Closed
Bug 264268
Opened 20 years ago
Closed 9 years ago
Implement alternative to PR_NewPollableEvent + PR_Poll for the socket transport service on Win32
Categories
(Core :: Networking, enhancement, P5)
Tracking
()
RESOLVED
WONTFIX
People
(Reporter: darin.moz, Unassigned)
References
(Blocks 1 open bug)
Details
(Keywords: helpwanted)
Implement alternative to PR_NewPollableEvent + PR_Poll for the socket transport service on Win32. this code is notorious for triggering firewall alerts about mozilla opening server sockets. clearly, these are "false positives" since the server socket is really just a loopback, connected socket pair that cannot be abused by an attacker. nonetheless, this warning surely makes users feel uneasy. moreover, there are better ways to implement this socket + 'pollable event' approach under Win32. instead of changing the implementation of PR_NewPollableEvent and PR_Poll in NSPR, it might be easier to simply fork nsSocketTransportService2.cpp. it's less than 600 lines of code to consider. we can probably refactor nsSocketTransportService2.cpp to further reduce the amount of #ifdef'd code.
| Reporter | ||
Updated•20 years ago
|
Status: NEW → ASSIGNED
Target Milestone: --- → mozilla1.8beta
Comment 1•20 years ago
|
||
changing NSPR would allow other users of this function to share the improvements, though
| Reporter | ||
Comment 2•20 years ago
|
||
WTC and I spoke about doing this in NSPR, and the problem is that there are limits on the number of socket events that can be waited on simultaneously, at least under older versions of Windows. That means that using WaitForMultipleEvents may not be an option in general. Since we already limit the number of sockets created by Necko, Necko seems like the place where we could implement this with the least amount of pain. Someone correct me if I'm wrong.
Comment 3•20 years ago
|
||
WaitForMultipleObjects can only wait for MAXIMUM_WAIT_OBJECTS handles at a time. MAXIMUM_WAIT_OBJECTS is defined to be 64. This value doesn't seem to depend on the Windows version.
Comment 4•20 years ago
|
||
Would IOCP work better for us here? We could fall back to the current mechanism if the system is too old (pre-NT 3.5?); I'm not nearly as worried about the false alarms on older systems, myself. IOCP also scales better than WFMO, which would make it a more appropriate NSPR-level solution, possibly.
| Reporter | ||
Comment 5•20 years ago
|
||
According to MSDN:
> I/O completion ports are the mechanism by which an application uses a pool of
> threads that was created when the application was started to process
> asynchronous I/O requests.
So, IOCP implies the existance of one or more background threads. What we're
looking for here is not the addition of new threads, because we already having a
threading model that we are happy with.
All we really need is a way to wait for any one of the following conditions to
occur:
(1) a socket is ready for us to read, write, etc.
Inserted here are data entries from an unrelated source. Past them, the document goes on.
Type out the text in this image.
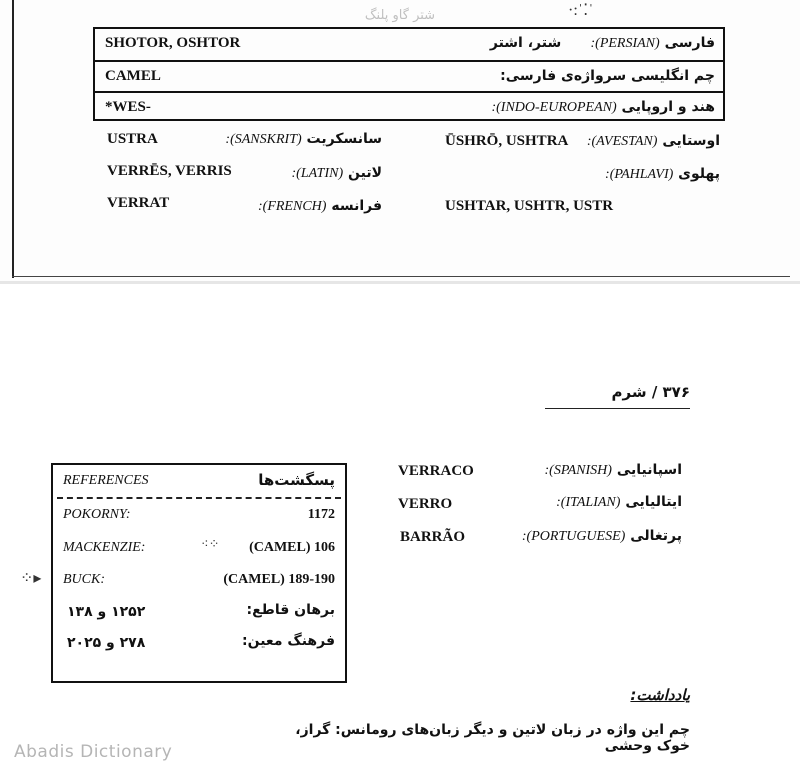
شتر گاو پلنگ	·:ˈ⁚ˈ
SHOTOR, OSHTOR	فارسی (PERSIAN):      شتر، اشتر
CAMEL	چم انگلیسی سرواژه‌ی فارسی:
*WES-	هند و اروپایی (INDO-EUROPEAN):
USTRA	سانسکریت (SANSKRIT):	ŪSHRŌ, USHTRA	اوستایی (AVESTAN):
VERRĒS, VERRIS	لاتین (LATIN):	پهلوی (PAHLAVI):
VERRAT	فرانسه (FRENCH):	USHTAR, USHTR, USTR
۳۷۶ / شرم
REFERENCES	پسگشت‌ها
POKORNY:	1172
MACKENZIE:	⁖⁘ (CAMEL) 106
BUCK:	(CAMEL) 189-190
برهان قاطع:
۱۲۵۲ و ۱۳۸
فرهنگ معین:
۲۷۸ و ۲۰۲۵
⁘▸
VERRACO	اسپانیایی (SPANISH):
VERRO	ایتالیایی (ITALIAN):
BARRÃO	پرتغالی (PORTUGUESE):
یادداشت:
چم این واژه در زبان لاتین و دیگر زبان‌های رومانس: گراز، خوک وحشی
Abadis Dictionary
(2) a task (PLEvent) is pending to be run on the socket transport thread
(3) a timeout occured
We implement #2 today by using PR_NewPollableEvent, and then we call PR_Poll on
our sockets plus the event. When we post a PLEvent to our queue, we tickle the
pollable event thus unblocking the call to PR_Poll. That wakes up the socket
thread and it goes an processes the event queue. Based on my testing, this I/O
mechanism is plenty fast. On fast networks, it is not uncommon for necko to
stall with full buffers waiting for gecko to consume incoming data. So, I think
we are doing a fine job of pulling data off the wire.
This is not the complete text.